Minnesota’s newly elected constitutional officers were sworn in Monday, including now Gov. Tim Walz (D-MN), Lt. Gov. Peggy Flanagan (D-MN), and Attorney General Keith Ellison (D-MN). All five officials inaugurated are members of Minnesota’s Democratic-Farmer-Labor (DFL) Party, a grim reminder to the Minnesota GOP that it failed to win a single statewide election in the midterms.
The inauguration ceremony was hosted at St. Paul’s Fitzgerald Theater, where Secretary of State Steve Simon received a standing ovation for his call to restore “the right to vote for those who have left prison behind.”
Ellison, meanwhile, reiterated his promise to fight to help all Minnesotans “afford their lives,” and addressed in particular the rising costs of insulin.
Flanagan, who has taken on an unprecedented leadership role in the transition team, said she and Walz “ran as a team from early on.”
“We are and have been sincere, good friends with a profound respect for one another,” she said. “We will build on the legacy forged by Lt. Gov. and now Sen. Tina Smith. We will reshape the role of Lt. Gov. in Minnesota, and we will govern in partnership. By elevating the role’s significance, we will bring diverse perspectives to the Governor’s Office. Tim Walz chose me as a governing partner because he believes in creating space for new voices.”
Flanagan, an indigenous woman, noted that she was sworn in on a Bible from 1854 written in the Ojibwe language.
“I chose this Bible because it has deep spiritual meaning to me as a Catholic, but this Bible was also a tool used to erase Native people’s culture and tradition,” she said. “These contradictions are present throughout our history. I stand before you now as a leader of an executive office of Minnesota, an office that oversaw horrific treatment of my ancestors.”
Walz, the last to be sworn in, thanked his predecessor Gov. Mark Dayton (D-MN) for putting “people first” and leaving “us a better Minnesota.” Throughout his inaugural address, he repeatedly emphasized his commitment to improving Minnesota’s public education system, which he worked in as a teacher for many years.
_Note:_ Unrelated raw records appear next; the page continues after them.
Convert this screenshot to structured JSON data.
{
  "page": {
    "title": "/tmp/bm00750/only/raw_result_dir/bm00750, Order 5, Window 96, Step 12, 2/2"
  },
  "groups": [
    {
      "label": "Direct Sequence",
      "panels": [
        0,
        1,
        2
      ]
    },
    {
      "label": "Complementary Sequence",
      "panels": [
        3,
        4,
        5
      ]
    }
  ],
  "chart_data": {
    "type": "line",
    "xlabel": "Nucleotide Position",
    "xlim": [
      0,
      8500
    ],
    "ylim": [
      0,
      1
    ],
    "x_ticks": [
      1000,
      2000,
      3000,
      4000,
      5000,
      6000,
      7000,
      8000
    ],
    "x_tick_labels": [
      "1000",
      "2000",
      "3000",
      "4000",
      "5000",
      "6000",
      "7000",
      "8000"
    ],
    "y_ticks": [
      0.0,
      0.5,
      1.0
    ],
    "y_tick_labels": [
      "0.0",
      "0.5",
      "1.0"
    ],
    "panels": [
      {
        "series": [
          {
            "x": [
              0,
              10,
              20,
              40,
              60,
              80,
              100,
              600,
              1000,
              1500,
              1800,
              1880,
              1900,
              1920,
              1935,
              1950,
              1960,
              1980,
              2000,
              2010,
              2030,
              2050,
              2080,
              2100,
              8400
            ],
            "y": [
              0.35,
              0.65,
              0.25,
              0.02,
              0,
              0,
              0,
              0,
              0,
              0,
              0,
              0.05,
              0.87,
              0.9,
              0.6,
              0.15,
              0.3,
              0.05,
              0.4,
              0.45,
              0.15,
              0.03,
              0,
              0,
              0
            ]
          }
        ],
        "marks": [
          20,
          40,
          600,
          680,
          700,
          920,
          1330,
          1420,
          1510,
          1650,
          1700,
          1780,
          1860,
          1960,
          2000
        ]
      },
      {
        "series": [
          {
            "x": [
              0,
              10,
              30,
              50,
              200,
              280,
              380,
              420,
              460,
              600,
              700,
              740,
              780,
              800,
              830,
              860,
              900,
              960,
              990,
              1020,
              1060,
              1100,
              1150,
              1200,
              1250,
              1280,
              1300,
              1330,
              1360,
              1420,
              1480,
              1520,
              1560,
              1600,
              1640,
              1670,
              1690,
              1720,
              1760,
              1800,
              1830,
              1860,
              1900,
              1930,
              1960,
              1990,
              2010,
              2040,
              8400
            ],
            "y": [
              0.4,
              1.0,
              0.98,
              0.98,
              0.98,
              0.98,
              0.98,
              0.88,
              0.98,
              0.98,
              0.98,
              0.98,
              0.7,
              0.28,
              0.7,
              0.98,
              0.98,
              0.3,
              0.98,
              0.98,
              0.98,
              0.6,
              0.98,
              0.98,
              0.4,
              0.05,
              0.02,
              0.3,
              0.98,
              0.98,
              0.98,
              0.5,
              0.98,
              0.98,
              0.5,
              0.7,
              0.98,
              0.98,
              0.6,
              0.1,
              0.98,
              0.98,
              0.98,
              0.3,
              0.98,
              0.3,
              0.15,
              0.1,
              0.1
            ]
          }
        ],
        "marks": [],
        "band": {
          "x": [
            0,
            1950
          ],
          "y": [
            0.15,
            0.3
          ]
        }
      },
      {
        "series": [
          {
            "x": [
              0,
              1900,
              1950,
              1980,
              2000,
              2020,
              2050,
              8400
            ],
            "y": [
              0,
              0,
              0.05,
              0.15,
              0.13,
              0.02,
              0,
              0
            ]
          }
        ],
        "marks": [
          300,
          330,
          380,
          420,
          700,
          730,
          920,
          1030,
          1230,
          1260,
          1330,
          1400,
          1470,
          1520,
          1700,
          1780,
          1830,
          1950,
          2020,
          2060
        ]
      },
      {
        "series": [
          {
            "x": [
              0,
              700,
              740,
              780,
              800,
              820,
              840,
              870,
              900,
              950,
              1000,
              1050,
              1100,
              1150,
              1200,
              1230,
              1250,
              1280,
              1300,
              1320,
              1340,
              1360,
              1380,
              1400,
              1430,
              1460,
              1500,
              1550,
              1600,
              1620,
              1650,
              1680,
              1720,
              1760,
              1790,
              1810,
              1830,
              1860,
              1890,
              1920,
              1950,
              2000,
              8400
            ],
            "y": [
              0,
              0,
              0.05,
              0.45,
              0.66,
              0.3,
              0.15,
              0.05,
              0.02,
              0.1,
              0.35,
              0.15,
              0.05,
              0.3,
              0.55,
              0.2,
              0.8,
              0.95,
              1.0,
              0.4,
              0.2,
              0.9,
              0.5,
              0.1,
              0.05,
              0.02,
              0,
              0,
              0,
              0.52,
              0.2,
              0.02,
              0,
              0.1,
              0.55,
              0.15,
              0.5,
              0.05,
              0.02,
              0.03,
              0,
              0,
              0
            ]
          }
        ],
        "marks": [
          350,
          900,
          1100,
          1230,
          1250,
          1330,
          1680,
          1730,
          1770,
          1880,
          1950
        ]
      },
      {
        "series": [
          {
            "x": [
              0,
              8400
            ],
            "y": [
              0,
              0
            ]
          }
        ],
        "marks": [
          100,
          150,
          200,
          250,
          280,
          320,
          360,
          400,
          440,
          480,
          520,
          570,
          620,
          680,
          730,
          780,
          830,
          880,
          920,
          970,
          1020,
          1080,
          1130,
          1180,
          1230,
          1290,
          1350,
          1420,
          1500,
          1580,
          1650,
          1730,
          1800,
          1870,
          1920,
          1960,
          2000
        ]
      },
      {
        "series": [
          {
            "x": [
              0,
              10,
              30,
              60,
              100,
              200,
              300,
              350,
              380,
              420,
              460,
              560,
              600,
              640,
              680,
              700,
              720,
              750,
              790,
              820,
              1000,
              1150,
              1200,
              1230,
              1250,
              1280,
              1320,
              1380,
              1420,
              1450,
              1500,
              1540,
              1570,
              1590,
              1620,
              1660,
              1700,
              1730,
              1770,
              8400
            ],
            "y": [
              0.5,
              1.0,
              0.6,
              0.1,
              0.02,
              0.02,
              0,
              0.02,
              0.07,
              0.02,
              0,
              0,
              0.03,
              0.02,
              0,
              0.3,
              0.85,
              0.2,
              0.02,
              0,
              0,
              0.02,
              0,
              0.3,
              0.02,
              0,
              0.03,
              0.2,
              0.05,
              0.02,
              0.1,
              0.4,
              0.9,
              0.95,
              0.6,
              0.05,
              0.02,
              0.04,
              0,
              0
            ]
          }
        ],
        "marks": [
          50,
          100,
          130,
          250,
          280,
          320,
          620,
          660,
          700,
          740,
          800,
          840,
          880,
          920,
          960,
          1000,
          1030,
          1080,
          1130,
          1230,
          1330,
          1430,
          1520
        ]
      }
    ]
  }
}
“Foundational to our past, present, and future is the quality of our people, and that all begins with education,” he said. “Every student in Minnesota deserves the opportunity to learn at the best schools in the country with caring, qualified teachers. But as I traveled around this state I saw how the quality of a student’s education is often far too dependent on their race or their zip code.”
He vowed to “make Minnesota the ‘education state’ for all children—black, white, brown, and indigenous.”
“In sum, it means valuing the greatest of American institutions: public education,” he said to applause. Later in his address, he called on Minnesotans to “reaffirm our Minnesota value that healthcare is a basic human right.”
“We find ourselves at a time when economic, social, racial, and geographic division feels rampant. I will not normalize behavior that seeks to deepen or exploit these divides,” Walz said. “I will not normalize policies that are not normal, ones that undermine our decency and respect. If Washington won’t lead, Minnesota will.”
Following the inauguration, there was a public reception hosted at the State Capitol Monday afternoon.
State Auditor Julie Blaha was also sworn in Monday. Minnesota’s new legislative session will begin Tuesday, and Walz is expected to release his first budget proposal in February.